PWC miss the point completely trying to tie profitability to size

I hate these kinds of press releases, and PWC should really think carefully about it. Its a classic example of wanting to say something (pro mergers) and taking any fact that comes along and using it to support what they wanted to say anyway.

CNW Group | PRICEWATERHOUSECOOPERS | Canadian banks manage 2.2% growth in 2007 – real test is on its way

… net income was CDN$19.5 billion – a small increase in year-over-year growth of just 2.2%, compared to a record-breaking 50% increase in the previous year.

…. ….

“The growing size gap between Canadian and global banks is making it increasingly difficult for Canadian banks to compete,” says Chant. “Large global banks have far more resources for product development, systems development and acquisitions than their Canadian counterparts.
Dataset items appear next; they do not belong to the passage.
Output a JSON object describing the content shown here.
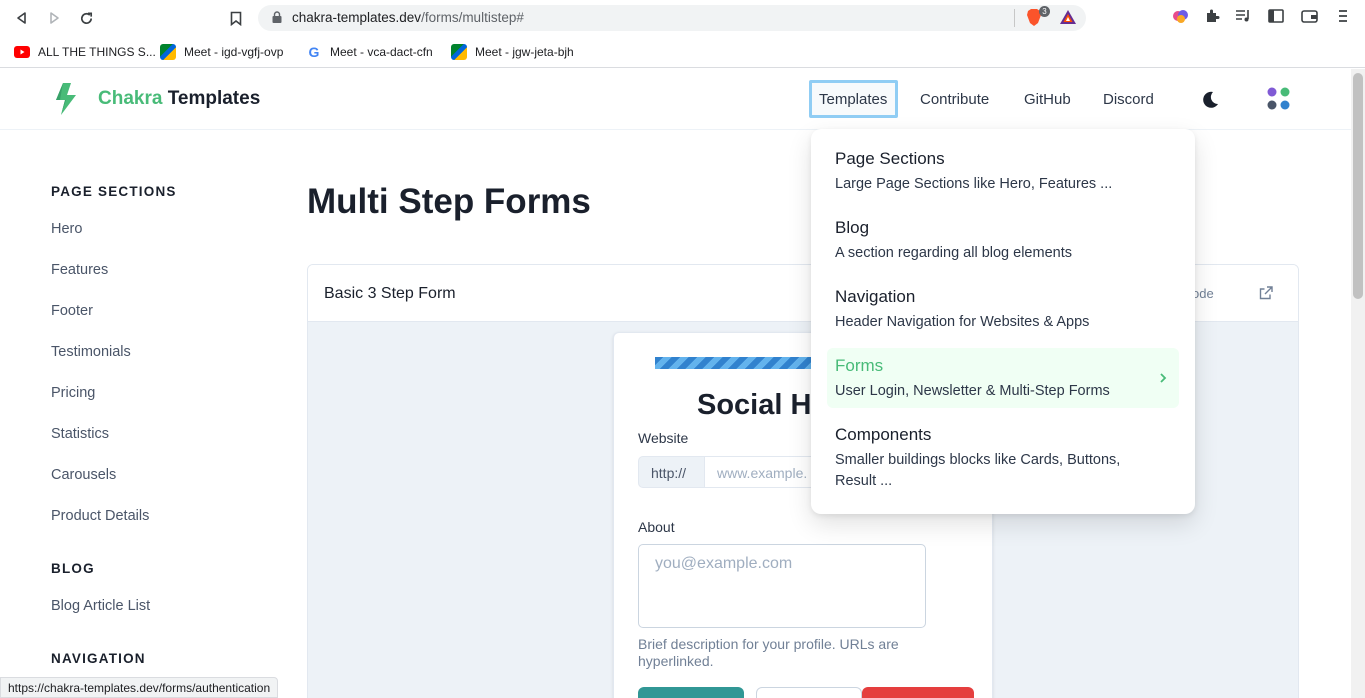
{
  "browser": {
    "url_host": "chakra-templates.dev",
    "url_path": "/forms/multistep#",
    "brave_badge_count": "3",
    "bookmarks": [
      {
        "label": "ALL THE THINGS S...",
        "icon": "youtube-icon"
      },
      {
        "label": "Meet - igd-vgfj-ovp",
        "icon": "meet-icon"
      },
      {
        "label": "Meet - vca-dact-cfn",
        "icon": "google-icon"
      },
      {
        "label": "Meet - jgw-jeta-bjh",
        "icon": "meet-icon"
      }
    ],
    "status_url": "https://chakra-templates.dev/forms/authentication"
  },
  "header": {
    "logo_accent": "Chakra",
    "logo_rest": " Templates",
    "nav": [
      "Templates",
      "Contribute",
      "GitHub",
      "Discord"
    ]
  },
  "sidebar": {
    "sections": [
      {
        "heading": "PAGE SECTIONS",
        "links": [
          "Hero",
          "Features",
          "Footer",
          "Testimonials",
          "Pricing",
          "Statistics",
          "Carousels",
          "Product Details"
        ]
      },
      {
        "heading": "BLOG",
        "links": [
          "Blog Article List"
        ]
      },
      {
        "heading": "NAVIGATION",
        "links": []
      }
    ]
  },
  "main": {
    "title": "Multi Step Forms",
    "card_title": "Basic 3 Step Form",
    "code_label": "ode",
    "form": {
      "title": "Social H",
      "website_label": "Website",
      "website_addon": "http://",
      "website_placeholder": "www.example.",
      "about_label": "About",
      "about_placeholder": "you@example.com",
      "helper": "Brief description for your profile. URLs are hyperlinked."
    }
  },
  "dropdown": {
    "items": [
      {
        "title": "Page Sections",
        "desc": "Large Page Sections like Hero, Features ..."
      },
      {
        "title": "Blog",
        "desc": "A section regarding all blog elements"
      },
      {
        "title": "Navigation",
        "desc": "Header Navigation for Websites & Apps"
      },
      {
        "title": "Forms",
        "desc": "User Login, Newsletter & Multi-Step Forms"
      },
      {
        "title": "Components",
        "desc": "Smaller buildings blocks like Cards, Buttons, Result ..."
      }
    ]
  },
  "colors": {
    "accent_green": "#48bb78",
    "teal_button": "#319795",
    "red_button": "#e53e3e"
  }
}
It’s critical that Canadian banks become more focused and invest in a few, carefully chosen areas.”

Canadian Banks are sufferring a lack of profits because of losses in the mortgage and capital markets. This is a reflection on management not on size. Had they merged they would merely have been bigger, and lost more.
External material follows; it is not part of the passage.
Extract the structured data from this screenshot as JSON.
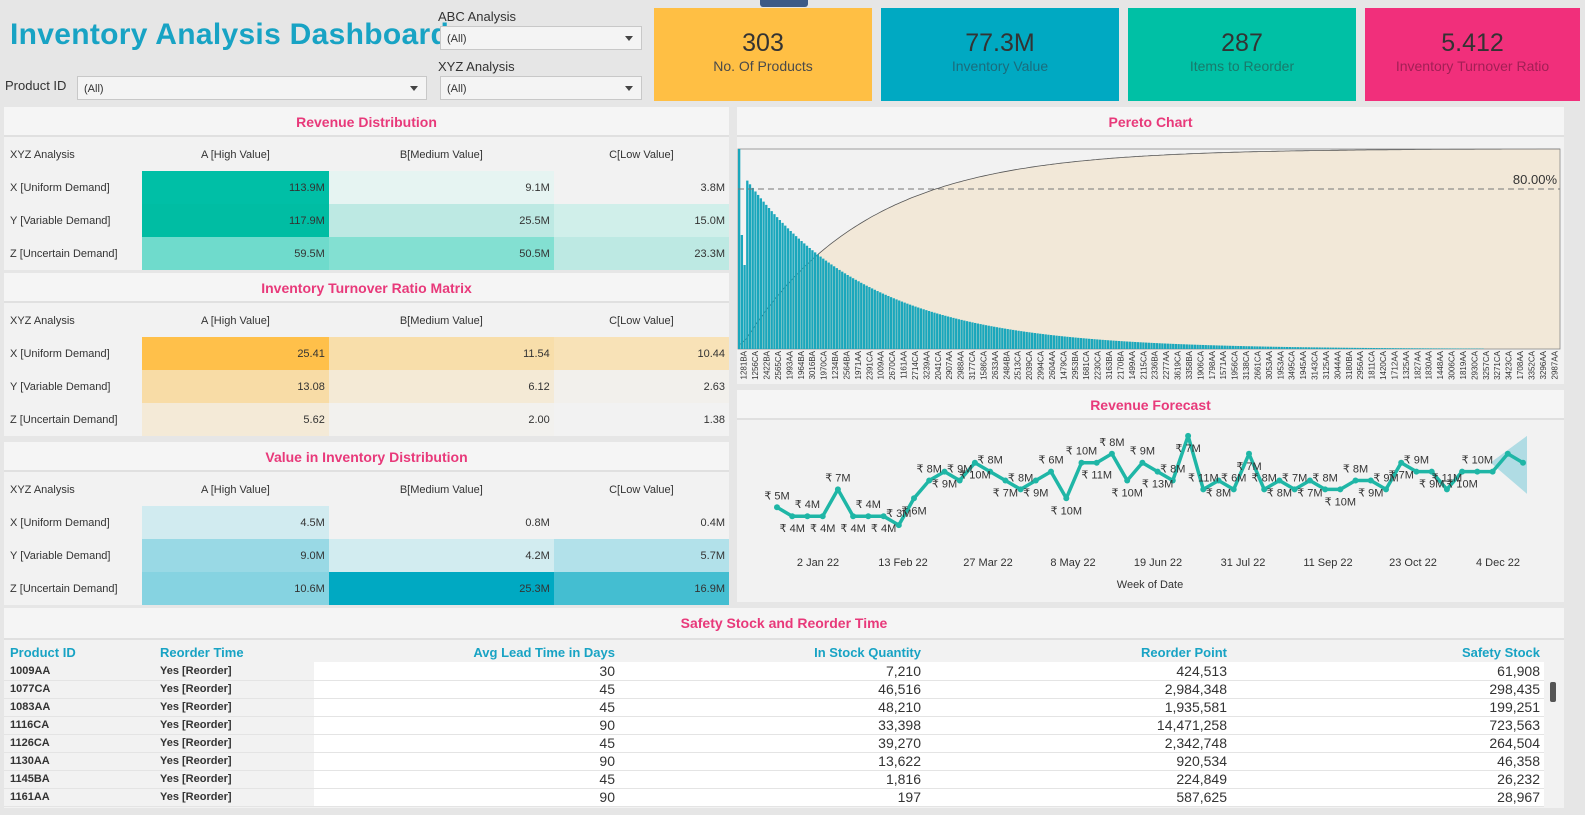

Come on PWC …. think before you issue stupid press releases. Mergers are needed to support competitiveness in a global context for increased profits, but the reason for reduced profits in 2008 is bad decisions.

One thought on “PWC miss the point completely trying to tie profitability to size

  1. As far as I’m aware, studies show the mergers in the banking sector have essentially no impact on profitability. The big winners in bank mergers are the incumbent management, not the shareholders, which is why the persist with them!